April 6, 2017 --- Class 24 --- Feedback Shift Register Random Number Generator,
SPRNG, Fitting Data
Activities:
Understanding the Feedback Shift Register Random Number Generator
-----------------------------------------------------------------
We examined how the feedback shift register (FSR) code makes a new
random 28 bit integer every time it is called. The reason this random
number generator has a period longer than 2^28 is because the period
is determined by the entire state of the feedback shift register
which has about 140 bits.
You may use wikipedia to find a description of IEEE floating point
format. 23 bits are used to store the fractional value of a number.
Feedback shift register random generators are based on bitwise exclusive
or operations. The recursion relation is
b_n = b_{n-p} ^ b_{n-q}
So the new bit depends on bits earlier in the sequence by p and q.
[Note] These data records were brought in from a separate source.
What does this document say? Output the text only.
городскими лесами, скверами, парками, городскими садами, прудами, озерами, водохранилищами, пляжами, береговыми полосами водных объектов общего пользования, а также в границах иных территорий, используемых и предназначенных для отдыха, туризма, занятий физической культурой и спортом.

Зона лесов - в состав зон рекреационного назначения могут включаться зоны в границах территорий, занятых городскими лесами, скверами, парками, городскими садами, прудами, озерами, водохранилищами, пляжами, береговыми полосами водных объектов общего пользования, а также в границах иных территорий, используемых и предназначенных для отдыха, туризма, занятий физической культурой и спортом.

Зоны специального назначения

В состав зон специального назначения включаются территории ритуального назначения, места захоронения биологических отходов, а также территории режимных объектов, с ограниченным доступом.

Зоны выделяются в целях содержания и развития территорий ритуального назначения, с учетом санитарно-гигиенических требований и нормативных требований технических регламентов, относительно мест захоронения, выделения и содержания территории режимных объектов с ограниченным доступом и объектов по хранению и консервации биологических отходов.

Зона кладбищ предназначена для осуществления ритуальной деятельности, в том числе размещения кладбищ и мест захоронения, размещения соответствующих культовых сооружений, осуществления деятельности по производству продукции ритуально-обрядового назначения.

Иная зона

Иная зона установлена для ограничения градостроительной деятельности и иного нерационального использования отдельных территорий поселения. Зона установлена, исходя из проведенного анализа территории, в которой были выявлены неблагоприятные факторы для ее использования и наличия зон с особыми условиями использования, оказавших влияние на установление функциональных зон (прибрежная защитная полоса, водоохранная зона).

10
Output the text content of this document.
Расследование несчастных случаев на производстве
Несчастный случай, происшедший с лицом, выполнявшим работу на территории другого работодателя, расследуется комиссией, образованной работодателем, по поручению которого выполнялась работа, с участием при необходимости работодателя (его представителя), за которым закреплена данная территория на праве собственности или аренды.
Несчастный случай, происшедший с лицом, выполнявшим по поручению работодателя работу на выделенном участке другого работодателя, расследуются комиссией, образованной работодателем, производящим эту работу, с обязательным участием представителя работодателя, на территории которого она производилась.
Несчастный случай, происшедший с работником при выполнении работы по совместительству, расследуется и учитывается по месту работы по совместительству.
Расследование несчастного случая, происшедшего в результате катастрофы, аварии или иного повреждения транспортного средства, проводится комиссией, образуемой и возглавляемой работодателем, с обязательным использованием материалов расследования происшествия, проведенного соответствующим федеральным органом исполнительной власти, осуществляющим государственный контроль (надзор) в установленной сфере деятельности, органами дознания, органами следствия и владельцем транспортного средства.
There are certain values of p and q that result in good randomness.
You can find good pairs of p and q in the book "Seminumerical
Algorithms" by Donald Knuth in Table 1. Our pair (p,q) = (97,127).
Within the code, 28 bits of each 32 bit word are used to store the
state of the FSR. rshift[1] to rshift[5] hold 140 bits of state.
The next 28 bits, numbered 141-168 are created in rshift[0].
Using b_n = b_{n-97} ^ b_{n-127}, we see that with n=141 we need
28 bit words starting with bit 44 (=141-97) and bit 14 (= 141-127).
Here are how the bits are stored in the rightmost 28 bits of rshift[i].
rshift[5] = 1-28
rshift[4] = 29-56
rshift[3] = 57-84
rshift[2] = 85-112
rshift[1] = 113-140
From the code, t2= (rshift[5]<<13))|(rshift[4]>>15)
contains the bits 14-41 that we need. In the C language x<> denotes a shift to the right.
We can get bits 44-56 from t1 = (rshift[4]<<15)|(rshift[3]>>13).
We then take the exclusive or of t1 and t2 and mask of the rightmost
28 bits. Finally, the shift register is moved to higher values,
dropping off the old value of rshift[5], and the new 28 bit integer
we created is divided by 2^28 to get a float between 0 and 1. All
the details can be found in ~sg/src/newfsr.c.
I have written a code based on (p,q) = (250,103). It is called newfsr250.c and
in my src/misc directory. Other values of (p,q) can be found in
CSM page 237 or Knuth's book on Seminumerial Algorithms.
There are some handwritten notes done by Alexei Bazavov that are linked
to the class web page.
Other Sources of Random Numbers
-------------------------------
We briefly looked at Gnu Scientific Library documentation for their
random number generators. The URL is
http://www.gnu.org/software/gsl/manual/html_node/Random-Number-Generation.html
You will find the web pages for SPRNG a set of Scalable Parallel
Pseudo Random Number Generators at:
http://www.sprng.org
These routines can be used in parallel programs that require a different
(independent) stream of random numbers on each node.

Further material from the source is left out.